With the benefit of hindsight we can see that many home buyers 5 to 10 years ago guessed wrong on their home purchase. They bought homes assuming the value would continue rising, but that didn’t happen. N.C. State University economist Mike Walden profiles some of those who had their homes go into foreclosure.
“I think it has something to do with policy and whether we need some programs designed to address this issue in the future. … The Federal Reserve now has been able to go through data and find out the typical profile of buyers who got into problems, who bought a home.
“Perhaps it was more expensive than they could afford, but they hoped that the value would go up. And … perhaps the profile is not what people would have thought. For example, the typical buyer in that situation was actually a young buyer who had good income and had good education.
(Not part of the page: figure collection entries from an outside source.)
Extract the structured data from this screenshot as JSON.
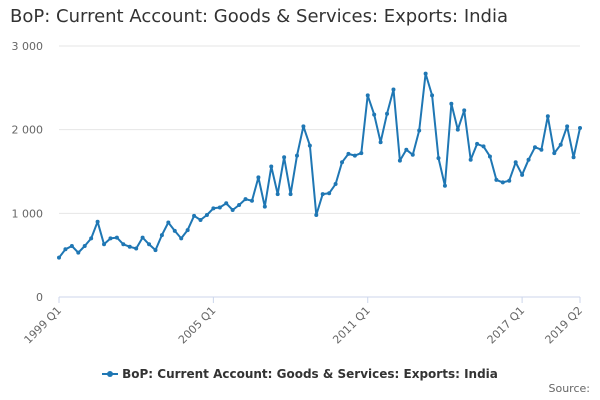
{
  "title": "BoP: Current Account: Goods & Services: Exports: India",
  "source_label": "Source:",
  "colors": {
    "series": "#1f77b4",
    "grid": "#e6e6e6",
    "axis": "#ccd6eb",
    "text": "#333333"
  },
  "chart_data": {
    "type": "line",
    "title": "BoP: Current Account: Goods & Services: Exports: India",
    "y_ticks": [
      "0",
      "1 000",
      "2 000",
      "3 000"
    ],
    "ylim": [
      0,
      3000
    ],
    "x_ticks": [
      "1999 Q1",
      "2005 Q1",
      "2011 Q1",
      "2017 Q1",
      "2019 Q2"
    ],
    "grid": true,
    "legend_position": "bottom-center",
    "series": [
      {
        "name": "BoP: Current Account: Goods & Services: Exports: India",
        "x": [
          "1999 Q1",
          "1999 Q2",
          "1999 Q3",
          "1999 Q4",
          "2000 Q1",
          "2000 Q2",
          "2000 Q3",
          "2000 Q4",
          "2001 Q1",
          "2001 Q2",
          "2001 Q3",
          "2001 Q4",
          "2002 Q1",
          "2002 Q2",
          "2002 Q3",
          "2002 Q4",
          "2003 Q1",
          "2003 Q2",
          "2003 Q3",
          "2003 Q4",
          "2004 Q1",
          "2004 Q2",
          "2004 Q3",
          "2004 Q4",
          "2005 Q1",
          "2005 Q2",
          "2005 Q3",
          "2005 Q4",
          "2006 Q1",
          "2006 Q2",
          "2006 Q3",
          "2006 Q4",
          "2007 Q1",
          "2007 Q2",
          "2007 Q3",
          "2007 Q4",
          "2008 Q1",
          "2008 Q2",
          "2008 Q3",
          "2008 Q4",
          "2009 Q1",
          "2009 Q2",
          "2009 Q3",
          "2009 Q4",
          "2010 Q1",
          "2010 Q2",
          "2010 Q3",
          "2010 Q4",
          "2011 Q1",
          "2011 Q2",
          "2011 Q3",
          "2011 Q4",
          "2012 Q1",
          "2012 Q2",
          "2012 Q3",
          "2012 Q4",
          "2013 Q1",
          "2013 Q2",
          "2013 Q3",
          "2013 Q4",
          "2014 Q1",
          "2014 Q2",
          "2014 Q3",
          "2014 Q4",
          "2015 Q1",
          "2015 Q2",
          "2015 Q3",
          "2015 Q4",
          "2016 Q1",
          "2016 Q2",
          "2016 Q3",
          "2016 Q4",
          "2017 Q1",
          "2017 Q2",
          "2017 Q3",
          "2017 Q4",
          "2018 Q1",
          "2018 Q2",
          "2018 Q3",
          "2018 Q4",
          "2019 Q1",
          "2019 Q2"
        ],
        "values": [
          470,
          570,
          610,
          530,
          610,
          700,
          900,
          630,
          700,
          710,
          630,
          600,
          580,
          710,
          630,
          560,
          740,
          890,
          790,
          700,
          800,
          970,
          920,
          980,
          1060,
          1070,
          1120,
          1040,
          1100,
          1170,
          1150,
          1430,
          1080,
          1560,
          1230,
          1670,
          1230,
          1690,
          2040,
          1810,
          980,
          1230,
          1240,
          1350,
          1610,
          1710,
          1690,
          1720,
          2410,
          2180,
          1850,
          2190,
          2480,
          1630,
          1760,
          1700,
          1990,
          2670,
          2410,
          1660,
          1330,
          2310,
          2000,
          2230,
          1640,
          1830,
          1800,
          1680,
          1400,
          1370,
          1390,
          1610,
          1460,
          1640,
          1790,
          1760,
          2160,
          1720,
          1820,
          2040,
          1670,
          2020
        ]
      }
    ]
  }
}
“They were more likely to be a single person, and they had not experienced foreclosure in the past. They’d not experienced credit problems in the past. They’d also been in the house a relatively short period of time.
“And this is very important: They typically lived in a state where home values had been booming for the recent years.
“And so this I think is a profile of someone who, perhaps would be given they’re young, wanted to take a little more risk. They thought they were making a good investment in a home because the track record had been there.
“Unfortunately they guessed wrong, and … the home market in those states went down.
“So, I think this is, this is pause for concern for the future — that when you have a booming investment market, and perhaps if you’re young and you want to take advantage of that, you might want to think twice and learn from past experiences.”